Sua morte, após um derrame em outubro, foi confirmada em um comunicado pelo Metropolitan Opera em Nova York, onde ela foi um esteio por muito tempo, apresentando-se mais de 200 vezes ao longo de duas décadas.
Crescendo em St. Louis em uma era de segregação, a Sra. Bumbry atingiu a maioridade em uma época em que os cantores afro-americanos eram uma visão rara no palco da ópera, apesar das inovações de luminares como Leontyne Price e Marian Anderson.

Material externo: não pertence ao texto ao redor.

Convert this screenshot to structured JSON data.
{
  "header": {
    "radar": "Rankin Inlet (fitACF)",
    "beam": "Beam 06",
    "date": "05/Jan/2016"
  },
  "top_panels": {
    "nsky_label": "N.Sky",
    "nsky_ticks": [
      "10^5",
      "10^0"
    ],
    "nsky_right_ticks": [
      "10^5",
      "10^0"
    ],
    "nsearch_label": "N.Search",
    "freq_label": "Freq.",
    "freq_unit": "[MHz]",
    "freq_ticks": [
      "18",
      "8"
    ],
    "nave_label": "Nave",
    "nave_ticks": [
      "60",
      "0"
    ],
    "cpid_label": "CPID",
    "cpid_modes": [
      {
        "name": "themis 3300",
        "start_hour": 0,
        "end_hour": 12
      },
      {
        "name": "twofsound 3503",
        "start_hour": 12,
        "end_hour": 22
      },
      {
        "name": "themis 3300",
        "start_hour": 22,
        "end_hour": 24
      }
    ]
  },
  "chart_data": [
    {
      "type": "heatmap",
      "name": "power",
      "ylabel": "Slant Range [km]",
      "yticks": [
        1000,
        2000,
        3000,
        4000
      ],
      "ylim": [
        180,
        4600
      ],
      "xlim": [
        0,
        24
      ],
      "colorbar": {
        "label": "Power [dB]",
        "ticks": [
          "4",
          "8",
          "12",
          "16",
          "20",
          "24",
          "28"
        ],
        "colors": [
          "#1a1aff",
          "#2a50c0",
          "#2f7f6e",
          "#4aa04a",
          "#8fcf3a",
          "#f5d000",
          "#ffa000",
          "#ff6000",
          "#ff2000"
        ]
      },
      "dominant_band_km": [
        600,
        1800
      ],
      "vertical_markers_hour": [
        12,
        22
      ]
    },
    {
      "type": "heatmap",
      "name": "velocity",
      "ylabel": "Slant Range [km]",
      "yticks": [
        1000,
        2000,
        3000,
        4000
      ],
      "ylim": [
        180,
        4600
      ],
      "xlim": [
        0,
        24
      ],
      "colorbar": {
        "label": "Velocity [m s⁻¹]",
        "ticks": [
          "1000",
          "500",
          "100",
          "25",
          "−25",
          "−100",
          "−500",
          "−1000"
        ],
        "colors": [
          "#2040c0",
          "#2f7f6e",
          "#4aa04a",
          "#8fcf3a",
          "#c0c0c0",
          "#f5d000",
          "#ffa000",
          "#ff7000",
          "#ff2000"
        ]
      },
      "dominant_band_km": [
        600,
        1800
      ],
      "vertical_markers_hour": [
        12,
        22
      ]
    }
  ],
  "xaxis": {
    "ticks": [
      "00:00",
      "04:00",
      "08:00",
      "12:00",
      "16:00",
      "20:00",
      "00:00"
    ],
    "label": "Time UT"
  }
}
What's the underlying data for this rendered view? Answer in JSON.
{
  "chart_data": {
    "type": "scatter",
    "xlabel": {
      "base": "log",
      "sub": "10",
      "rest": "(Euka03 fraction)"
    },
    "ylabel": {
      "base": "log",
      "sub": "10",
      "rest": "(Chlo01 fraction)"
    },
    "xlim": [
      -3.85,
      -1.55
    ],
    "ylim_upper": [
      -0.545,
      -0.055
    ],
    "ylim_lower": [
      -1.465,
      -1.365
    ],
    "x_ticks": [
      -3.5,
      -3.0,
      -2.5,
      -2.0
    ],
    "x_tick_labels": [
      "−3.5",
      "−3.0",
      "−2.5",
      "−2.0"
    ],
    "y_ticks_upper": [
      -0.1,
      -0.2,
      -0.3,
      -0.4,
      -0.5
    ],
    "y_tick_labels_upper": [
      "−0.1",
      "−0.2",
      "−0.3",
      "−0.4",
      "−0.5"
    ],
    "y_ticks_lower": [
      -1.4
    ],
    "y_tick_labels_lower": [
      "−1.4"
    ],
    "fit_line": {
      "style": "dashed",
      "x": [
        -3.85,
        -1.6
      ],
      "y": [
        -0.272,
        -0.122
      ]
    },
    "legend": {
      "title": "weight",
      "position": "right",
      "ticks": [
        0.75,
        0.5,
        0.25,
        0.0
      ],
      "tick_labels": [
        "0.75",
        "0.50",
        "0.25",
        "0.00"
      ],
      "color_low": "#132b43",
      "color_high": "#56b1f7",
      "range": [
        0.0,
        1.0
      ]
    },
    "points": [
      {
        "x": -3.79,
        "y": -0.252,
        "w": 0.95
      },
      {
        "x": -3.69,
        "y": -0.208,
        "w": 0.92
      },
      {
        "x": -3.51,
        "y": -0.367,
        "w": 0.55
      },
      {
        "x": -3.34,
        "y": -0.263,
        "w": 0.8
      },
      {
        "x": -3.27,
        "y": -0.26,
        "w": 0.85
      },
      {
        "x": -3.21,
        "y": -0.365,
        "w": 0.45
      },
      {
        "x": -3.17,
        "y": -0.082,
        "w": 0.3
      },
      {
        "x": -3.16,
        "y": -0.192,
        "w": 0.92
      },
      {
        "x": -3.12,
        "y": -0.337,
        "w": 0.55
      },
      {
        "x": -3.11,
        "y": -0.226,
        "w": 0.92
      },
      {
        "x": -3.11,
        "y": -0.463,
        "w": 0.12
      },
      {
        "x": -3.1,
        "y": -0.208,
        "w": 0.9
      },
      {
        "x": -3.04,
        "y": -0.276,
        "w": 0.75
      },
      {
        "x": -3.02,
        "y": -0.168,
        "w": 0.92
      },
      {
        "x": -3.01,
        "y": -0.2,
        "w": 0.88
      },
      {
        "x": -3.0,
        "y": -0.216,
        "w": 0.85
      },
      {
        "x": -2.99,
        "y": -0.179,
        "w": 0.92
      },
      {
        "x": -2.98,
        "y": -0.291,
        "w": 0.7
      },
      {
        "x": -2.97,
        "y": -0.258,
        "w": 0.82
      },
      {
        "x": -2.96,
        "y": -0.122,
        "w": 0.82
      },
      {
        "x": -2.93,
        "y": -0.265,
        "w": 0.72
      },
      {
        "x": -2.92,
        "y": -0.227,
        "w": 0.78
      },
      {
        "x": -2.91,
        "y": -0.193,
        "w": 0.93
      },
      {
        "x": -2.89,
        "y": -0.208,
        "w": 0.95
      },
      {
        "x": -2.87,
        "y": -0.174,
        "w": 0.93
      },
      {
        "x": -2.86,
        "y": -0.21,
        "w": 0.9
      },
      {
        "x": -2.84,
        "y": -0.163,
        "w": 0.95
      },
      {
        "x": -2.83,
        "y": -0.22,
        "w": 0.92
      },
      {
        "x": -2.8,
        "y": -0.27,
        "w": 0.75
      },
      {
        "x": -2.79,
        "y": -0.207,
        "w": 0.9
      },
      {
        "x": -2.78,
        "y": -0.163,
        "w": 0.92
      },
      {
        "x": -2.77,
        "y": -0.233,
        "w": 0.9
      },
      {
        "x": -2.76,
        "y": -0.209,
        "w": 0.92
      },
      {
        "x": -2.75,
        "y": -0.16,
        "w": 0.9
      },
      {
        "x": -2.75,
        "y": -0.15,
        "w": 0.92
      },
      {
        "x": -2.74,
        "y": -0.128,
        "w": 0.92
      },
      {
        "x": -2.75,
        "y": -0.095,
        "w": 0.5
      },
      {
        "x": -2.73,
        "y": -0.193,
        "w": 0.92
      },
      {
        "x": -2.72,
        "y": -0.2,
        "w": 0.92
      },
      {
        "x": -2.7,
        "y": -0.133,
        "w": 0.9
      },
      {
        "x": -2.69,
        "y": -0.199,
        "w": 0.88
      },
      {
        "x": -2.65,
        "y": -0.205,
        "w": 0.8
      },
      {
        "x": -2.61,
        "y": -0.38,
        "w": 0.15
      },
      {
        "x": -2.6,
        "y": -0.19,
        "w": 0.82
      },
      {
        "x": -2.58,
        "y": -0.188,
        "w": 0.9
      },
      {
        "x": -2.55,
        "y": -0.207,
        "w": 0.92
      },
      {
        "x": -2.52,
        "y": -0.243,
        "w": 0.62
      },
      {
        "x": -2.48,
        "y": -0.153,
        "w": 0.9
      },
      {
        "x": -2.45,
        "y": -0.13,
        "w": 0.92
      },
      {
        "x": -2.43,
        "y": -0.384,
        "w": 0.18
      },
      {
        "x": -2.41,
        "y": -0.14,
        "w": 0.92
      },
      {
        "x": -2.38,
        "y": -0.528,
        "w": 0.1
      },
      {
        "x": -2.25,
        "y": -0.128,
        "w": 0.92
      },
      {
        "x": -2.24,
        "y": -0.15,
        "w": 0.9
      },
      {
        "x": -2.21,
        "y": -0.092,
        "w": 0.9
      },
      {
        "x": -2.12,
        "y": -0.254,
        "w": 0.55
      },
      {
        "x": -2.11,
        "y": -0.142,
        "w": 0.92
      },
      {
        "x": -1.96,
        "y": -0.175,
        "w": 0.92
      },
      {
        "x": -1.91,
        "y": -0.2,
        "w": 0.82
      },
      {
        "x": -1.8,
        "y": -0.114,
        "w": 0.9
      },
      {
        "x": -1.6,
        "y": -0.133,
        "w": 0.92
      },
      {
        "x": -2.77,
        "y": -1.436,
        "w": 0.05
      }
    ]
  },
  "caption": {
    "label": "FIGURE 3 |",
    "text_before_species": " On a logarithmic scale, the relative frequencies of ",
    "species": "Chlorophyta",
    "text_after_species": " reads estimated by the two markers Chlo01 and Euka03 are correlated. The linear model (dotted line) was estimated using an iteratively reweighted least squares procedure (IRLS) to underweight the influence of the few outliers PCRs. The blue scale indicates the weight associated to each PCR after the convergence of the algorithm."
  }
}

Mas com um impulso feroz e um carisma extraordinário, Bumbry estourou internacionalmente em 1960, aos 23 anos, quando cantou Amneris em “Aida” de Verdi na Ópera de Paris.
No ano seguinte, ela desembarcou em uma espécie de escândalo nacional na Alemanha Ocidental, quando Wieland Wagner, neto de Richard Wagner, a escalou como Vênus, a deusa romana do amor, em uma versão modernizada de “Tannhäuser” de Wagner no célebre Festival de Bayreuth.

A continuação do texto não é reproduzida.